Ça me dérange aussi parce que c'est exactement le genre de move qui perpétue l'idée judéo-chrétienne que les artisans de la musique n'ont pas des vraies jobs, qu'on ne devrait pas se plaindre parce qu'on a du fun, que c'est un privilège de faire ce qu'on fait et non un métier, et que c'est correct de faire voyager un band 800 km aller-retour (le Québec, c'est grand) pour se faire payer en alcool et en visibilité, alors que tout ce que ça fait vraiment c'est de nous mettre l'étiquette «Cheap labour» dans le front, en plus de diminuer aux yeux de tous la valeur que peut avoir la musique.
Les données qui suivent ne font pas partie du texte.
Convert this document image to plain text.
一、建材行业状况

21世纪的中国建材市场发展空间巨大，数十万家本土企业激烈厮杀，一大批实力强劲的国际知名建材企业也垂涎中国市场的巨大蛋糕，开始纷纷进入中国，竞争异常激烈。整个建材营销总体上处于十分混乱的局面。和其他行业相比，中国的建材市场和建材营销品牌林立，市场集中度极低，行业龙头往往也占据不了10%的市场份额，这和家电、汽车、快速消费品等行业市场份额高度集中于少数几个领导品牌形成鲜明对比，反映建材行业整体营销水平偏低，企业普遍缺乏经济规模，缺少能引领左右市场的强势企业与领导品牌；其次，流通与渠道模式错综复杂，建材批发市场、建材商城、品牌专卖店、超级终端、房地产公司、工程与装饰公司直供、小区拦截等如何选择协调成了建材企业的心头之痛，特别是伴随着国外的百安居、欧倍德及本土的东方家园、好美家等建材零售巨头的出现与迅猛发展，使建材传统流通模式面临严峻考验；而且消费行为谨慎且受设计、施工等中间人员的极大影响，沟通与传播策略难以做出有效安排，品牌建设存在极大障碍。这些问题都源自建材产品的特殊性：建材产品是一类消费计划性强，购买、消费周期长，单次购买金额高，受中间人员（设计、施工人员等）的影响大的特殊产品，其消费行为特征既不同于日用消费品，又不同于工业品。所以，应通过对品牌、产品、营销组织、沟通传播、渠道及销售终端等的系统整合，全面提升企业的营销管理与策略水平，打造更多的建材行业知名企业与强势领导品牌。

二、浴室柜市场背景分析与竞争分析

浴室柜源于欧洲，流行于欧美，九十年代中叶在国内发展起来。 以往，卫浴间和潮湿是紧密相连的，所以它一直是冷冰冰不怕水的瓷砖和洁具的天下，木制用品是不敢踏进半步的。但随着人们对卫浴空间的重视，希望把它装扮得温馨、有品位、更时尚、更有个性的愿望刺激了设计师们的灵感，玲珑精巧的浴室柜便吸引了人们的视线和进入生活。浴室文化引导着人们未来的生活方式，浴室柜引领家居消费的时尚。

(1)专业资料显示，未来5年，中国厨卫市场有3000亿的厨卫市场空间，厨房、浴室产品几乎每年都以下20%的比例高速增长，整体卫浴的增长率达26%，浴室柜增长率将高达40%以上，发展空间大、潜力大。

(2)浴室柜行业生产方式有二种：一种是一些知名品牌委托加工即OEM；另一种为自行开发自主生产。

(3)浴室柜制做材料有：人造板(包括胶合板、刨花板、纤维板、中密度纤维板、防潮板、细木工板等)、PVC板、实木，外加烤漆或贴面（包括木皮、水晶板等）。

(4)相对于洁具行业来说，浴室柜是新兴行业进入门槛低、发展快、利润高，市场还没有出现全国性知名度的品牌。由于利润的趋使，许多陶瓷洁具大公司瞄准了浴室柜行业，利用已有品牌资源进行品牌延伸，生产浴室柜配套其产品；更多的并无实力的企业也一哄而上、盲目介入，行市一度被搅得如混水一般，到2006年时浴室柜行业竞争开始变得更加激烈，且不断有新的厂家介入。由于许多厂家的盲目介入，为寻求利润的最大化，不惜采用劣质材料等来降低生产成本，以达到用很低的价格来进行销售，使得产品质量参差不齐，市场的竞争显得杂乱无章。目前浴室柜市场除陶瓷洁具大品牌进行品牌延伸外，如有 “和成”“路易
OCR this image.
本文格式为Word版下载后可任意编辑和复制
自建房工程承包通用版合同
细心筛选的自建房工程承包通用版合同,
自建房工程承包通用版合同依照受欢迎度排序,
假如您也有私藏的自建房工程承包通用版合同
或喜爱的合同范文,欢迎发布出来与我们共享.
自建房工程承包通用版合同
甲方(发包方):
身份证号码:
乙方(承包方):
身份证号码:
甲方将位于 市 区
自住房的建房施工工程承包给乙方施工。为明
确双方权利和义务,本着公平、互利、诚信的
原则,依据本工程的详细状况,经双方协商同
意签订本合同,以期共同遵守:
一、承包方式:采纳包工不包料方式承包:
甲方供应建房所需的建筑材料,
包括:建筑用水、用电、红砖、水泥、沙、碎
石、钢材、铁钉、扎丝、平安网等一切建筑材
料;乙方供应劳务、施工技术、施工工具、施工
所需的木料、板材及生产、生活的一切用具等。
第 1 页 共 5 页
En passant Annie, si je peux m'adresser à toi, s'il te plaît, ne viens pas dire que tu sensibilises les gens à la valeur de la musique. C'est correct d'avoir besoin d'argent, c'est correct d'oser le demander, mais là, ne pousse pas trop loin.

C'est pas tous les albums qui «valent» 60 000$. Et dans ceux qui en valent 5000 $, il y en a aussi de très, très bons.

Sur ce, je vous laisse, parce que vous comprendrez que, en tant que nouvelle chanteuse, je suis très occupée à crier au scandale.